La gente en España llama «jamón» —así, llanamente—, a lo que en México conocemos como «jamón serrano»: si un madrileño quisiera preparar una torta como las del Chavo del Ocho —además de tener que hornear en su casa un bolillo o una telera— pediría en la «charcutería» que le rebanaran un cuarto de «jamón de York». Por aquí comienza una confusión que va expandiéndose cuando escuchamos términos como «ibérico», «de bellota», «jabugo», «pata negra», etc.
                En nuestro país, como en muchas partes del mundo, el jamón serrano español ha aumentado de forma significativa su prestigio y demanda; este “producto mágico”, como se refieren a él los grandes artistas de la gastronomía Arzak y Adrià, se ha puesto de moda en los últimos años tanto como el vino (incluso generó su propia burbuja, no de champán, sino similar a la financiera) y ha impuesto su distinción en las mesas más sofisticadas de Nueva York, Hong Kong y Moscú… Pero ¿qué hay detrás de tantos apelativos jamoneros?
                La pata de cerdo curada en sal es un manjar tan antiguo como las técnicas de preservación de los alimentos, sin embargo, es hasta el siglo XX, con la explosión comercial de lo especializado y singular, que los consumidores fuera de las localidades artesanas —en donde siempre han conocido bien la diferencia entre su producto y otro— comienzan a educarse en las exquisitas genealogía y nutrición de las castas porcinas.
                En casi todos los países que se consume la carne de cerdo se elabora jamón serrano (démosle este nombre genérico): en Italia se le llama prosciutto crudo y su región productora más afamada es Parma; en Francia, jambon de Bayonne o de Pays; presunto en Portugal; los angloparlantes han adoptado el serrano o prosciutto antes que el dry-cured ham; en fin... Pero cualquiera que le haya hincado el diente a una tajada de J.I.B. sabe de lo que hablamos.

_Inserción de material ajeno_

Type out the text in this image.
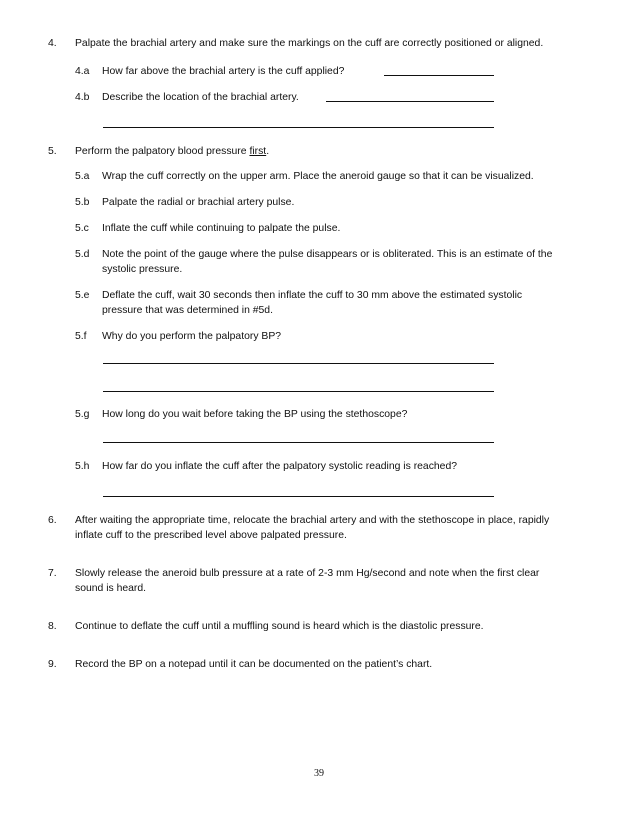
4. Palpate the brachial artery and make sure the markings on the cuff are correctly positioned or aligned.
4.a How far above the brachial artery is the cuff applied?
4.b Describe the location of the brachial artery.
5. Perform the palpatory blood pressure first.
5.a Wrap the cuff correctly on the upper arm. Place the aneroid gauge so that it can be visualized.
5.b Palpate the radial or brachial artery pulse.
5.c Inflate the cuff while continuing to palpate the pulse.
5.d Note the point of the gauge where the pulse disappears or is obliterated. This is an estimate of the
systolic pressure.
5.e Deflate the cuff, wait 30 seconds then inflate the cuff to 30 mm above the estimated systolic
pressure that was determined in #5d.
5.f Why do you perform the palpatory BP?
5.g How long do you wait before taking the BP using the stethoscope?
5.h How far do you inflate the cuff after the palpatory systolic reading is reached?
6. After waiting the appropriate time, relocate the brachial artery and with the stethoscope in place, rapidly
inflate cuff to the prescribed level above palpated pressure.
7. Slowly release the aneroid bulb pressure at a rate of 2-3 mm Hg/second and note when the first clear
sound is heard.
8. Continue to deflate the cuff until a muffling sound is heard which is the diastolic pressure.
9. Record the BP on a notepad until it can be documented on the patient’s chart.
39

No es nuestra intención desentrañar aquí un galimatías que no encuentra orden ni en sus propios actores (productores y reguladores españoles), más bien ensayaremos sobre nuestras experiencias en el ejercicio del tapeo.
                Empecemos, pues —si permite, caro lector, la fanfarria—, por la cumbre del quehacer jamonero, por ese delicado pétalo de intenso y persistente buqué, esa loncha de púrpura nocturno, esa luminosa isla de mantequillosas playas y vetas rosadas, ese bocado suave para los dientes y firme para el cuchillo, por esa rebanada de gloriosa armonía sensorial: el jamón ibérico de bellota.

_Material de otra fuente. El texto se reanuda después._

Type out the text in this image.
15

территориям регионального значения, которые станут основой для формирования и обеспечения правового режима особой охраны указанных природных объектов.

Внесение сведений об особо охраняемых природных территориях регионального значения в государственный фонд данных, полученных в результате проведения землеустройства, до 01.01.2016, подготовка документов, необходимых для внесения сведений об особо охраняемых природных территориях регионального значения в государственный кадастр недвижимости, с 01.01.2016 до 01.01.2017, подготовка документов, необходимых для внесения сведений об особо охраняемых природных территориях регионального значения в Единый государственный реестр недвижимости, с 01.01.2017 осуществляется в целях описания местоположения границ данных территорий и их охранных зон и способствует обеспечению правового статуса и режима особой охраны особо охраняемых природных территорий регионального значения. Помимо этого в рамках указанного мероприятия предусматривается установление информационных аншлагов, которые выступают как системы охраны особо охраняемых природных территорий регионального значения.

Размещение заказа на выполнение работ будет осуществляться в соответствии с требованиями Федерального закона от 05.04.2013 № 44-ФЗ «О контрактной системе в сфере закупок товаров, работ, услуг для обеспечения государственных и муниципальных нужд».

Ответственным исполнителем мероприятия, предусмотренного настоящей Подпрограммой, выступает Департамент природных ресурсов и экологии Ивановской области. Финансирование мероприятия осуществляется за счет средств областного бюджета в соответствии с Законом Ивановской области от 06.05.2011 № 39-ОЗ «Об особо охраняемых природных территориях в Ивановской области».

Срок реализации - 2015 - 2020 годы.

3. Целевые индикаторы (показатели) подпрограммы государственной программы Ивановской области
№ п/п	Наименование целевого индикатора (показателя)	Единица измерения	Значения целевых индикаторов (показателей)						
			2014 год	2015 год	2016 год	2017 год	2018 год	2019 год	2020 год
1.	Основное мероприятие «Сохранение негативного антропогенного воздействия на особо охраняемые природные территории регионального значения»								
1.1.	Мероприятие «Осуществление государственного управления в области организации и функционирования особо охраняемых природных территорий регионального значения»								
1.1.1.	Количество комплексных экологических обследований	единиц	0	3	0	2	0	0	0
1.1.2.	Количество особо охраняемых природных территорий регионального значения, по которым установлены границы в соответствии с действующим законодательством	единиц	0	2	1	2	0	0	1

                Los empaquetadores embusteros están por doquier, pero para que un jamón pueda ostentar este calificativo, así, con todas sus letras, cumpliría al menos con dos requisitos esenciales: en primer lugar, el cerdo debe ser, en un 75% de sus genes como mínimo, de raza ibérica; en segundo, su alimentación debe consistir mayoritariamente de bellotas: mientras más ingiera el aristocrático chancho los frutos del roble, el encino y el alcornoque, más exquisito será.
                La calidad —y el precio— del jamón desciende de forma proporcional al porcentaje de ibericidad genealógica (cercanía con una subespecie mediterránea del jabalí) que pierde ante el llamado “cerdo blanco” y al aumento del porcentaje de pienso (pastos y cereales) que complementa su almuerzo.

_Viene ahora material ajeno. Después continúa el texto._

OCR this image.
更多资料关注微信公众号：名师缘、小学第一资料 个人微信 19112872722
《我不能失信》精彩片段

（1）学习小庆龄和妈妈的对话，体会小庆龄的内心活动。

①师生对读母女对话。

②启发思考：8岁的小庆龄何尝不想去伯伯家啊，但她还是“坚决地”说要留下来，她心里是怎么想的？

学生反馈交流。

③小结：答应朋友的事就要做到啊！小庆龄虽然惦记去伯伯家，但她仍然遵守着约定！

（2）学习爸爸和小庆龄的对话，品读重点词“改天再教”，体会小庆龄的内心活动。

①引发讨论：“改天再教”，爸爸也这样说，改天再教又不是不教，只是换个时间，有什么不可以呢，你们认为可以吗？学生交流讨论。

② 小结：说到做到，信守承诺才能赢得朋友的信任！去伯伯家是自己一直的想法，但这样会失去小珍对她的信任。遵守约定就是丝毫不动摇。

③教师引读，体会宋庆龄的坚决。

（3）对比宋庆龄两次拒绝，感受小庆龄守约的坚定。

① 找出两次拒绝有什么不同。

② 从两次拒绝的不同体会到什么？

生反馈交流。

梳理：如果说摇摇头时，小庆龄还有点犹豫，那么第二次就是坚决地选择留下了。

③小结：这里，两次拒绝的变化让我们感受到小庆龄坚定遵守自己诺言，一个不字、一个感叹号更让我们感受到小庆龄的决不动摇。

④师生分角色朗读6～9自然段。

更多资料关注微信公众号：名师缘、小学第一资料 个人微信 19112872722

                Es común que la moda genere listillos. Hay que entender que las estrategias comerciales son las responsables por el caos adjetival del jamón, pues términos como «pata negra» (que se refiere sólo al color característico de la pezuña de algunos cerdos que cenan aquenios), «gran reserva» (que se refiere a un tiempo de maduración únicamente determinado por el productor), el número de «jotas» acumuladas (3 jotas, 5 jotas, que es un control exclusivo de una marca) o «jabugo» (que habla, en casos honrados, de su origen geográfico) no constituyen garantía de su calidad, al menos no de forma reglamentada por el gobierno.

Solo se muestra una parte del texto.